Vous venez une fois encore de parler de la mort et pourtant vous menaciez de vous immoler il y a quelques temps ?

Oui et ça, je n’ai pas laissé. Je suis dans la même logique. Nul ne peut supporter l’injustice telle que je la vis. J’ai perdu mon fils sans être capable de l’assister. Bientôt, l’acte que je poserai captivera obligatoirement l’attention de tous les Camerounais, du président de la République et de la planète tout entière. Nos dirigeants doivent cesser de penser que Dieu les a investis du pouvoir d’écraser leurs semblables. Moi en tout cas, je n’accepterai plus ça pour longtemps. Je ne demande qu’à être jugé de manière équitable et dans un délai court désormais, et que les décisions rendues dans mes dossiers aient pour seuls supports des preuves. Détourner ne relève ni de l’alchimie, ni des sciences occultes.
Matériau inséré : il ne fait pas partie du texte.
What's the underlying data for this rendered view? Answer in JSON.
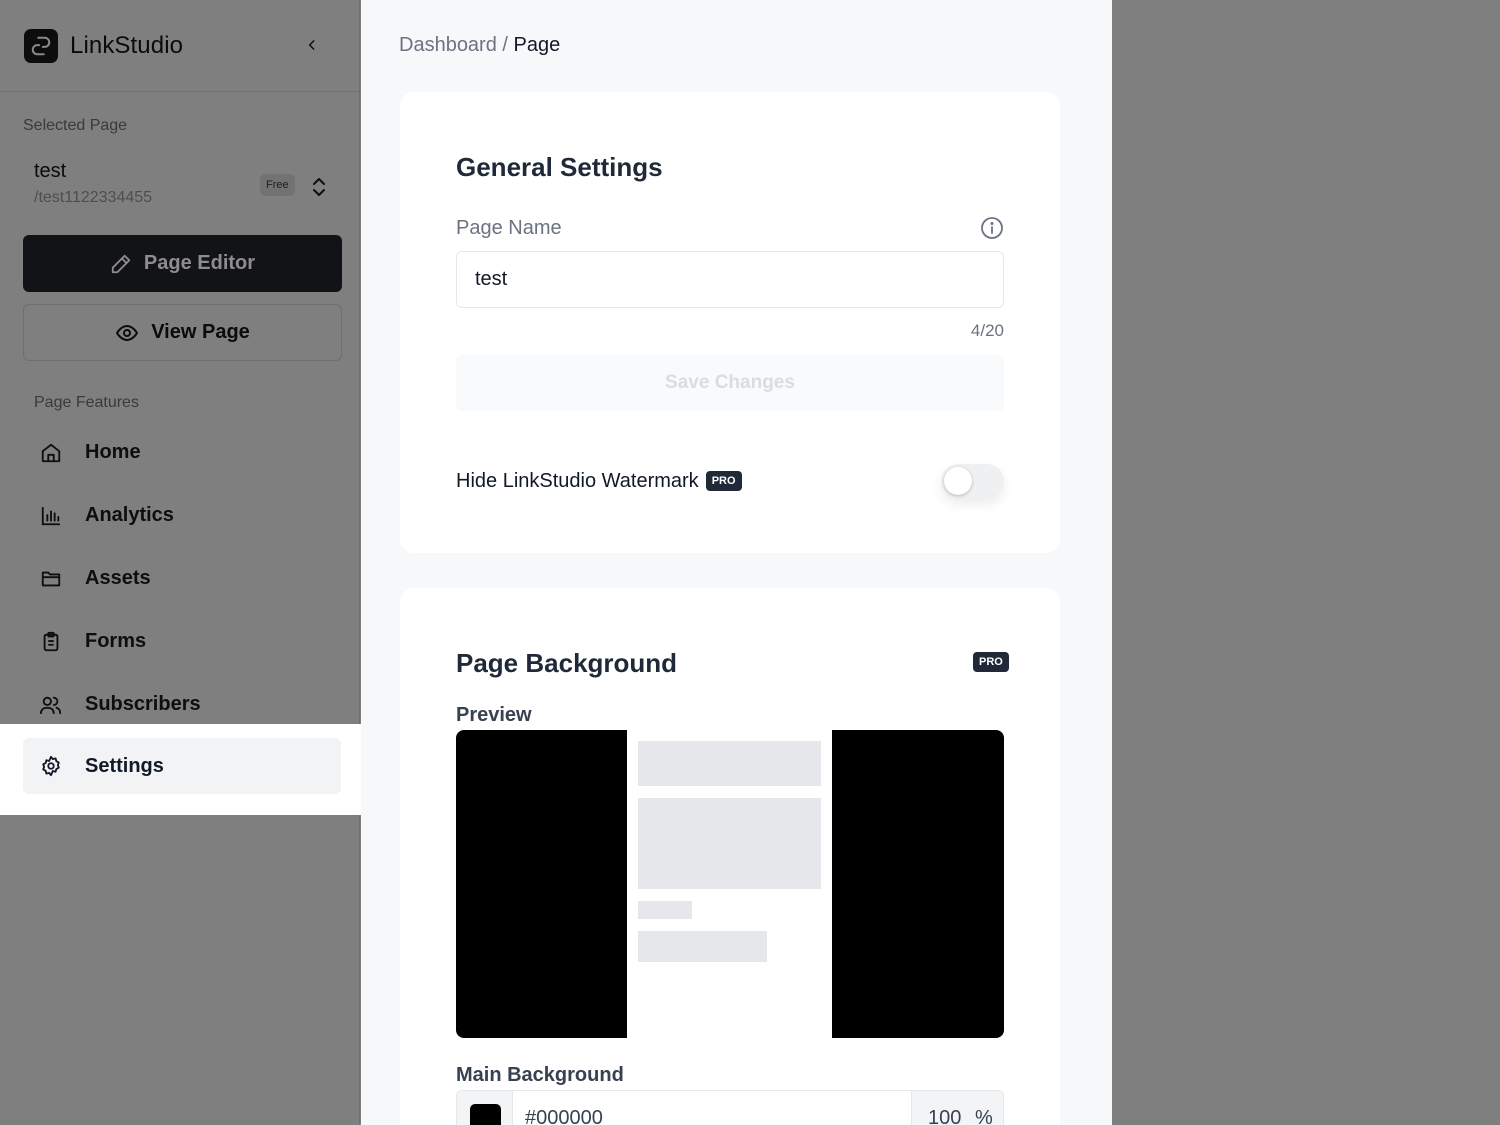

Détruire pour 4 ans, 10 ans ou plus la vie d’un homme mérite d’avoir de bonnes raisons en matières judiciaires, c’est les preuves. Si on veut bâtir une véritable paix durable et même le socle de tout développement que nous espérons tous. Il m’arrive parfois de me demander si les hommes et les femmes formés pour juger les créatures de Dieu regardent avec fierté, après avoir rendu des jugements manipulés et tordus, leurs enfants et compagnons sans qu’ils aient des battements de cœur. Notre justice est en pleine putréfaction et pour le dire franchement, les projets structurants ne peuvent véritablement avoir des impacts positifs sur les vies des Camerounais que si ces derniers sont à l’abri des assassinats judiciaires programmés tel que c’est le cas aujourd’hui. 

Il n’est un secret pour personne que les projets dits structurants ont entre autres pour objectifs d’attirer les investisseurs dans notre pays. L’attrait desdits investisseurs ne peut se concrétiser lui-même qu’à travers la mise en place réelle d’un climat de confiance que seule la justice peut secréter. Si tel n’est pas le cas, quel opérateur économique prendrait le risque d’engloutir sa fortune dans un pays où les lois sont violées, les procédures judiciaires piétinées, les jugements bâclés et très souvent sans supports ? Un pays où justice rime avec règlement de compte ?

L’élection présidentielle vient de se tenir avec à la clé, le sacre du président Paul Biya, quel commentaire ? On ne vous a pas entendu… !

Les prisonniers ne parlent pas de politique. Une fois de plus, souffrez que je m’en abstienne sans pour autant abdiquer. Mon souhait le plus fort par contre est de voir le président élu faire de l’assainissement de notre justice, la priorité des vastes chantiers annoncés pour notre pays. En attendant, bonne chance pour lui.